最小限の形では、民主主義とは、国民が定期的に自由かつ公正な選挙で指導者を選び、交代させることのできる政府システムを指す。

自由であるためには、選挙は異なる政党や候補者による競争を認めるものでなければならず、また、すべての市民の参加も認められなければならない。 そのようなシステムの成立には、アメリカでは何世紀も要した。 民主主義には投票の自由、および選挙に出馬する自由も必要である。

民主主義を信頼するためには、長期的に見て民主主義が生活水準の向上、紛争の管理、よりよい社会の構築といった問題の解決に資するものであるとの信念が必要である。

民主主義には決定を実行し、発展をもたらし、秩序を維持することのできる有能で専門的な政府が必要である。

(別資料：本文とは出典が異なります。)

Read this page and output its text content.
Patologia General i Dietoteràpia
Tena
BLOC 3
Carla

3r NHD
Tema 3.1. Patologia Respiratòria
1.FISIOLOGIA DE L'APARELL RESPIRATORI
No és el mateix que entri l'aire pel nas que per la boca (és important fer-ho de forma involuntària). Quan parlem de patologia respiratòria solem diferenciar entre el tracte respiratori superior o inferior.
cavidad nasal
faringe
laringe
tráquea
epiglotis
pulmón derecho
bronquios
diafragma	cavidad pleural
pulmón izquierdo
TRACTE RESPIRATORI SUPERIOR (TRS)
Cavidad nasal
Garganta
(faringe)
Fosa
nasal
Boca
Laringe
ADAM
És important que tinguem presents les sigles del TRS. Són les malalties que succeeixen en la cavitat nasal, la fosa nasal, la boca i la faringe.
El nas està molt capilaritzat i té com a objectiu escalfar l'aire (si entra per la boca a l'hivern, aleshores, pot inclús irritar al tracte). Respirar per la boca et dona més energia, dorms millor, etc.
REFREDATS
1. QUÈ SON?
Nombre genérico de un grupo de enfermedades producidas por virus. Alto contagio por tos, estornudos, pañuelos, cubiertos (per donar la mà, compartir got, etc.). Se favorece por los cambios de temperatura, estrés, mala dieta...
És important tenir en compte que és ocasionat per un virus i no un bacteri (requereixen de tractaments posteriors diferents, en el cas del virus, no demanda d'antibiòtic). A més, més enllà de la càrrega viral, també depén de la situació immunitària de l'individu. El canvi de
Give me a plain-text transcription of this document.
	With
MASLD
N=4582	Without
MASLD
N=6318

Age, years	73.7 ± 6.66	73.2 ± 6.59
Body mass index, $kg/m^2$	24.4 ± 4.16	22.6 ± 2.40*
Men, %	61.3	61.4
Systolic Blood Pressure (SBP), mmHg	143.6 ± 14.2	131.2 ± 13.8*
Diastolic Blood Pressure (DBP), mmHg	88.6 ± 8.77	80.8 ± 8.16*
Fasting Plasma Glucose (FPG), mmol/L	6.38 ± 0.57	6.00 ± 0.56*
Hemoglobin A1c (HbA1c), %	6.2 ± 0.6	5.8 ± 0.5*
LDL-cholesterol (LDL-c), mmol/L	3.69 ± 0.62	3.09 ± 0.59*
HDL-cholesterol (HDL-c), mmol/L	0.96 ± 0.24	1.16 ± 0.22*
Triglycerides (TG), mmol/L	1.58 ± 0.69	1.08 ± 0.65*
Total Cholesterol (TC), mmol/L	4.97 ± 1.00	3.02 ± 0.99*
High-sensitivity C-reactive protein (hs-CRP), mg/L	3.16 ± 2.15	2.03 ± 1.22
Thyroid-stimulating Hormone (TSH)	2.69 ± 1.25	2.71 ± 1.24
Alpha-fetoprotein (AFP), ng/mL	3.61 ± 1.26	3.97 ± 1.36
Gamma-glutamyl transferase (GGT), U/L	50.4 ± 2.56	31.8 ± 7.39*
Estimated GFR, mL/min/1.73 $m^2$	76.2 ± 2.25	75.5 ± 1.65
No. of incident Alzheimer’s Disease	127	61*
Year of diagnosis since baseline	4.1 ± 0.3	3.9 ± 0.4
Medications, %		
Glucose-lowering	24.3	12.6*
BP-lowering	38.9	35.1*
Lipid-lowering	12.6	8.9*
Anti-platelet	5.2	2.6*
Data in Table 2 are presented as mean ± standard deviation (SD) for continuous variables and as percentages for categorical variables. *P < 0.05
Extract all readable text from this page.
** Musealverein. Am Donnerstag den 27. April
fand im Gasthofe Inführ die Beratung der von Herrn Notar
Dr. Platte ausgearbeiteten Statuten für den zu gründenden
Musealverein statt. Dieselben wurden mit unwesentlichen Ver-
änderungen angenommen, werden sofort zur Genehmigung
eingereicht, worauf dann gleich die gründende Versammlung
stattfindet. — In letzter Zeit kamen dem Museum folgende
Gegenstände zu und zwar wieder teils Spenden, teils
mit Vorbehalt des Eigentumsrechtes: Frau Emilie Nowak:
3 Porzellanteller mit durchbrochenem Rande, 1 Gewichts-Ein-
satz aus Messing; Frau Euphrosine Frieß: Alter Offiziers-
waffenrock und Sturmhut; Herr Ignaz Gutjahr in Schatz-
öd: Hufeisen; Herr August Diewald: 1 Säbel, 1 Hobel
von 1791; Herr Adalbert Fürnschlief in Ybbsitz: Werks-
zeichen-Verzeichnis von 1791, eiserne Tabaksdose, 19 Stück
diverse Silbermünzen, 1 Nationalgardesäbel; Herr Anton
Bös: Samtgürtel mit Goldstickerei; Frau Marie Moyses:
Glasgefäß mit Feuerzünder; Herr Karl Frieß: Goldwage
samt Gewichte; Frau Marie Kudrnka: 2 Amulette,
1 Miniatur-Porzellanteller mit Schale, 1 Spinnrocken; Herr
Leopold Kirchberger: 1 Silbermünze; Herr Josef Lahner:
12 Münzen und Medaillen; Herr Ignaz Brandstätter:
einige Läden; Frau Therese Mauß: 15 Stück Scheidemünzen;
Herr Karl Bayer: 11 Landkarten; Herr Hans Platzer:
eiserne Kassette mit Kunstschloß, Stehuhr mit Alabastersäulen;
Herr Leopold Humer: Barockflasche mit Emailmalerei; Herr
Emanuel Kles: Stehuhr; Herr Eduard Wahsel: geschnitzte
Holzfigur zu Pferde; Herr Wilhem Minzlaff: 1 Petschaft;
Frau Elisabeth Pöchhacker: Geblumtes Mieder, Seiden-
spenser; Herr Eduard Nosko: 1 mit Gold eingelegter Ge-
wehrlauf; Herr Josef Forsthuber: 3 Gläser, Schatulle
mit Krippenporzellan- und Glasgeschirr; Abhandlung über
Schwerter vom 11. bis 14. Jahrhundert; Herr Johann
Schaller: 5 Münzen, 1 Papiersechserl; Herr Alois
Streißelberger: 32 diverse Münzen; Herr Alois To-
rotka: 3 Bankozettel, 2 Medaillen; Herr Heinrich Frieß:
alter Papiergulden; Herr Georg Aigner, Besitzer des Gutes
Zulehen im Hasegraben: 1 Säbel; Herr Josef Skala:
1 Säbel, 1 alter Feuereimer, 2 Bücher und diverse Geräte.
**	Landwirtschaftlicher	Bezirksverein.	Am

そして公正かつ効果的に進歩をもたらすためには、劣悪なパフォーマンスを生じさせ、最も有害であり市民に疎外感を与える要素である汚職を抑制しなければならない。これらすべてを行う能力を、グット・ガバナンスと呼ぶ。

グット・ガバナンスによって人々の信頼を得ることができれば、民主主義は生存できる。

民主主義に失敗する国は、きまって非リベラルで、ガバナンスが悪く「成績の悪い」民主主義だったのである。

民主主義の失敗は得てしてこのようなものである。ガバナンスが悪く、経済が停滞し、秩序が崩壊し、人々は民主主義への信頼を喪失し、システムは軍や過激派武装勢力、あるいは支配者自身によって押しつぶされるまで足踏み状態に陥るのである。